Founder François Pasquier, 69, flew in from Paris with his family to take part in the first Los Angeles Diner en Blanc. “Such a chic pique-nique,” he noted of the party, the first of which he held in 1988 with friends who dressed in white so that they could spot each other at the Bois de Boulogne park in Paris.
Angelenos didn’t ignore the call to bring their own gourmet dinners. Marcello Picone, whose business card said “freelance carney barker,” brought an all-white dinner that included raw corn chowder with cashews and white pepper, and poached chicken breast with farro and pickled white grapes.
Remil Mangali of West Covina prepared a six-course meal of charcuterie and cheese, vichyssoise, duck rillettes, salad Nicoise, quiche Lorraine, and macarons, all served on white Villeroy & Boch.
Meanwhile, master-sommelier-turned-Bordeaux-winemaker Richard Betts, former wine director of Little Nell in Aspen, made a special appearance for the evening and poured his own Saint Glinglin.
About an hour and a half into dinner, a dance remix that included the rave version of AC/DC’s “Highway to Hell” seemed to be everyone’s cue to head to the dance floor.

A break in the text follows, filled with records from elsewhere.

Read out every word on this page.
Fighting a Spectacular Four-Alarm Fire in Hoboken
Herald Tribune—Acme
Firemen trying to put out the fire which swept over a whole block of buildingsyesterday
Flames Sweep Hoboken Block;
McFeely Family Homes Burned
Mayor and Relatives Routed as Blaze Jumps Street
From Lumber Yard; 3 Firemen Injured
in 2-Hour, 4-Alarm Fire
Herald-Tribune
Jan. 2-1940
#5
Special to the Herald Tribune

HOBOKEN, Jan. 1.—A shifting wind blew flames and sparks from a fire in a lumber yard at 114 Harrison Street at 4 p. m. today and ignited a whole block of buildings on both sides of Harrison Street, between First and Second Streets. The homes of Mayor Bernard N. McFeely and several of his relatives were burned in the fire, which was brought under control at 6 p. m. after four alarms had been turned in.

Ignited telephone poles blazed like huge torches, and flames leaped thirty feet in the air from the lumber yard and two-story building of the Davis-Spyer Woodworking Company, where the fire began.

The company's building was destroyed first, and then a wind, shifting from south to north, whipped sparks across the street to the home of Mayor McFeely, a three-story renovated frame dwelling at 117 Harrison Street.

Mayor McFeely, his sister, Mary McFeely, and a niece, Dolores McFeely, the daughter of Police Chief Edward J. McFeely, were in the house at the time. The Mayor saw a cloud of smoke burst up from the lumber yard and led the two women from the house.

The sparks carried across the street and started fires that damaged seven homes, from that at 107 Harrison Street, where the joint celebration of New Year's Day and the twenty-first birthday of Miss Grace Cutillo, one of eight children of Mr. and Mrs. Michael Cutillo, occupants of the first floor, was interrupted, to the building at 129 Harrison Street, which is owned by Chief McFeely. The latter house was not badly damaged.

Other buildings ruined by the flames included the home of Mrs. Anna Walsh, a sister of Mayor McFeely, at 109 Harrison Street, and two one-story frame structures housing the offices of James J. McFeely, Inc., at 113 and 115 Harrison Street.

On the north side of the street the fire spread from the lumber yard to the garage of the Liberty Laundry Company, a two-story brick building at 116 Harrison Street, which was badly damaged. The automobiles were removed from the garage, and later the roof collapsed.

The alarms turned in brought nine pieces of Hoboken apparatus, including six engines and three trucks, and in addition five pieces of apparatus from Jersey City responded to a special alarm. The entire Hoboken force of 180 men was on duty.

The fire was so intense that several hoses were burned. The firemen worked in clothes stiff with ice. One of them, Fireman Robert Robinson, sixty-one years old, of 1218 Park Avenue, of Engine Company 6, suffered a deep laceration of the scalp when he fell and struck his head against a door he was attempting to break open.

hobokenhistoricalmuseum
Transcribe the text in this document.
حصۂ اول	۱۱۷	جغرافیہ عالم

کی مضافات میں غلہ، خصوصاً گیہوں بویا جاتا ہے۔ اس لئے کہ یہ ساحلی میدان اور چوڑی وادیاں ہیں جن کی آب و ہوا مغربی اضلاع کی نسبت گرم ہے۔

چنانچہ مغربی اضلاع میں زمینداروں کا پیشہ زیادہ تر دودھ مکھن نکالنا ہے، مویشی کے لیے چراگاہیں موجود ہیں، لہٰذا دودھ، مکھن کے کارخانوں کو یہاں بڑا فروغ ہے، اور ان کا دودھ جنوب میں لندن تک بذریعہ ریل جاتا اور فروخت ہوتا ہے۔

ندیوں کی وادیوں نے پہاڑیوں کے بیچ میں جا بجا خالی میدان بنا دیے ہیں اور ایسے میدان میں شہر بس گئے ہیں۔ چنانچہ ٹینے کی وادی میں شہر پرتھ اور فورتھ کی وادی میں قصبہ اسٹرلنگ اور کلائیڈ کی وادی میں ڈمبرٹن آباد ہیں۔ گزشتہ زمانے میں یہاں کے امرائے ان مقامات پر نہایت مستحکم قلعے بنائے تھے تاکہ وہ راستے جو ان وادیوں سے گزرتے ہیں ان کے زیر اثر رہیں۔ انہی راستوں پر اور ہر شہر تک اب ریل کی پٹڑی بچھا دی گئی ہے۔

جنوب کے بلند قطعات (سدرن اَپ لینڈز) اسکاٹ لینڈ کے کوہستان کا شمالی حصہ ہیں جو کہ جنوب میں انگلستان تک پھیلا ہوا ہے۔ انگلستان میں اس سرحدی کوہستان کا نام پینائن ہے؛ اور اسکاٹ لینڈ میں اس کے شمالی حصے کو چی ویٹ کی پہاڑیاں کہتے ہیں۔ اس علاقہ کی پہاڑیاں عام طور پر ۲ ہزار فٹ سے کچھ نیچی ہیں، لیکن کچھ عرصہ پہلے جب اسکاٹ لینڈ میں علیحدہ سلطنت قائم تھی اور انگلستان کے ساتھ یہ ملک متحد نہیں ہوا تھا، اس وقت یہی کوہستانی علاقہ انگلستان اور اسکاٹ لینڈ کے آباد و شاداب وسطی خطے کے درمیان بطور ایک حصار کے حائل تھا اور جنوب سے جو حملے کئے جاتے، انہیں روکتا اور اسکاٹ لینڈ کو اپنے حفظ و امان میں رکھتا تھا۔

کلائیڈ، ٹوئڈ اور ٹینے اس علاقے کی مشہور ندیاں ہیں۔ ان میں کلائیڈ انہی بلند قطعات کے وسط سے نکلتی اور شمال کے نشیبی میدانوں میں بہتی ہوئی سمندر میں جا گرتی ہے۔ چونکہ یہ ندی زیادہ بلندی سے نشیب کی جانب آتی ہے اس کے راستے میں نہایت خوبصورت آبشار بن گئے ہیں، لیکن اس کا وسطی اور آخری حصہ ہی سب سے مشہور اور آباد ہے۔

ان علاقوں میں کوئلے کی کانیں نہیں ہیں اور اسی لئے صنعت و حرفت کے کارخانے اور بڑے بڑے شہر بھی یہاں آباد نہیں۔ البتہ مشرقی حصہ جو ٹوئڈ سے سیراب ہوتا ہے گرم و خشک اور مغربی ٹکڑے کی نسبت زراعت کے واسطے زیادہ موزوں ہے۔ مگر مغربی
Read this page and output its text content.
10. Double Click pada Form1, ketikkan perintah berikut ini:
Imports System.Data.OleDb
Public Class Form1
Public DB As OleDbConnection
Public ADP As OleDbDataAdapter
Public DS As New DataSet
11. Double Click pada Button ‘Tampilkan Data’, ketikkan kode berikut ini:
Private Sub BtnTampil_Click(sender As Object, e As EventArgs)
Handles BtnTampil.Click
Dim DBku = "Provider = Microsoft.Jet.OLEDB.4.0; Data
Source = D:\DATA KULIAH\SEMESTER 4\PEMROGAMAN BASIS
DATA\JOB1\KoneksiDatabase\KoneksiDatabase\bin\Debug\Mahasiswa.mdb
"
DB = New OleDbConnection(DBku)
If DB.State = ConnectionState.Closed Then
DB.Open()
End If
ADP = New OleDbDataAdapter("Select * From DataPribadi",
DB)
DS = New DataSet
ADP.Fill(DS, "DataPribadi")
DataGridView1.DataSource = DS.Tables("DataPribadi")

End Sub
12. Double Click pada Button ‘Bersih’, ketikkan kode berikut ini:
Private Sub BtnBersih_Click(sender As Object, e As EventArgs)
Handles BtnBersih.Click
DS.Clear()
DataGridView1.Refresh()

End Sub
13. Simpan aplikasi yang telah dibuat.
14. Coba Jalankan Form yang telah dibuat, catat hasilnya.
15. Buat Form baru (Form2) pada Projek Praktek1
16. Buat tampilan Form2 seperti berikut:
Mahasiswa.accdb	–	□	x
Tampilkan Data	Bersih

By the time the DJ played an amped-up mix of Lady Gaga’s “Alejandro,” a conga line had formed.
“Los Angeles is so stylish,” noted Aymeric Pasquier, co-founder of Diner en Blanc International and son of founder François Pasquier. “I think Rodeo Drive is an appropriate location. I’m not from Los Angeles so to me this is what is elegant and in a way the heart of Los Angeles.”
White outfits included tuxedos and gowns and groups of friends who all wore white moustaches, flapper dresses, wedding gowns or even bunny ears. “Hats -- hats are big at all the events,” noted Diner en Blanc’s Safi.
Ae Young, a secretary, came with her cousin and friends and made baroque masquerade masks decorated with white dried flowers, feathers and “bling.” “I just wanted some flair,” Young said. “I like flair.”